Mr McCarthy was acting Beirut bureau chief for the TV news agency WTN when he was seized by Muslim extremists in April 1986 as he drove to the city's airport.
He was kept chained to a radiator, stripped to his underpants, blindfolded and beaten for 1,943 days.
Ms Morrell, his girlfriend for the previous three years, campaigned constantly to keep his plight in the public eye, confronting Margaret Thatcher and Yasser Arafat. Halfway through Mr McCarthy's captivity she said she could no longer be considered his girlfriend because she did not know if he was alive or dead. "A future with John had begun to seem more like fantasy as time went on ... I didn't want him to feel obligated. I didn't want to put pressure on John, to make him feel he had no choice but to come back to me," she said.
After his release on 8 August 1991, they went on holiday together to France and retired to Oxfordshire to write their account of their ordeal, Some Other Rainbow. Despite the public's hopes of a happy ending the couple did not get engaged immediately, nor was there any sign of a future engagement.
Canon John Oates from St Bride's Church in Fleet Street, where a permanent vigil for Mr McCarthy was held during his imprisonment, said the couple were "still very close friends" and would remain so. "Everyone else is trying to make it a great love affair and longs for them to get married," he said. "But they need what all couples need, an opportunity to have space."

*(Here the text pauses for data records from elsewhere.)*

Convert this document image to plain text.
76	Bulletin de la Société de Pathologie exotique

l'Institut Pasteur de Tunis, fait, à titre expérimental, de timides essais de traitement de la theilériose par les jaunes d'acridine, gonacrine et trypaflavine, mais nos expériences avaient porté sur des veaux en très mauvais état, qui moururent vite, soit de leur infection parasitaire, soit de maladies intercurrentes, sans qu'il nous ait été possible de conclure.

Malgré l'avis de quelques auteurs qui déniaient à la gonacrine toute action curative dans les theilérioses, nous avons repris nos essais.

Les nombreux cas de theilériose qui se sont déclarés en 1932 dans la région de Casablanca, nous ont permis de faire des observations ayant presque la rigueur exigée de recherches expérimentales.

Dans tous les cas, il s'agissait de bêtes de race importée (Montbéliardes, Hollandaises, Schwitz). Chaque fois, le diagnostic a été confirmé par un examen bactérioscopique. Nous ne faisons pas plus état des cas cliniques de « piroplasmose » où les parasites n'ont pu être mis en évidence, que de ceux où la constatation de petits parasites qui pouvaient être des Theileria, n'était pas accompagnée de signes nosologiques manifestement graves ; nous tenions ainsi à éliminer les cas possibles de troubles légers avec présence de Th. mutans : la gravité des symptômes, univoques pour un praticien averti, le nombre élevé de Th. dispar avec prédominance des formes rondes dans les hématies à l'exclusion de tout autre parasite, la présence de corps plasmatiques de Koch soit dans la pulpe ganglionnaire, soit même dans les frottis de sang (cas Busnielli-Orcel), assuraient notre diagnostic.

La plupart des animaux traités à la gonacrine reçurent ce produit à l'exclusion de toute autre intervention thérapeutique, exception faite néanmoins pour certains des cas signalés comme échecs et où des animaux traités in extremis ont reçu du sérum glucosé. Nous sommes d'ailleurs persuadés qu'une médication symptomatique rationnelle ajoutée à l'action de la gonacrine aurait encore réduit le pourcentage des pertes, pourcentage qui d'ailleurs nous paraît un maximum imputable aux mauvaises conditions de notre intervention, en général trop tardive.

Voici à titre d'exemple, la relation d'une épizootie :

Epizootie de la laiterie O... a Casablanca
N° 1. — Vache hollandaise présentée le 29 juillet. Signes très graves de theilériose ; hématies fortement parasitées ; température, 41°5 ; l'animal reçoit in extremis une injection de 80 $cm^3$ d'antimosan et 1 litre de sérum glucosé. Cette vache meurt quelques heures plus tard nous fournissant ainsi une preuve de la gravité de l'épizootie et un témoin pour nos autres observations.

Canon Oates said Mr McCarthy was scarred, as all the hostages were, and it would take a long time for him to heal.
Medical experts who examined Mr McCarthy said he was the most traumatised of the hostages. He was described as having encountered the most problems coming to terms with his experience.
A close friend was quoted in the Sun yesterday as saying: "All either of them wanted was the chance to be an ordinary couple living ordinary lives, yet the pressure of their ordeal, and the pressures of a fairytale ending took its toll ... despite what the public wanted so much it probably never stood a chance."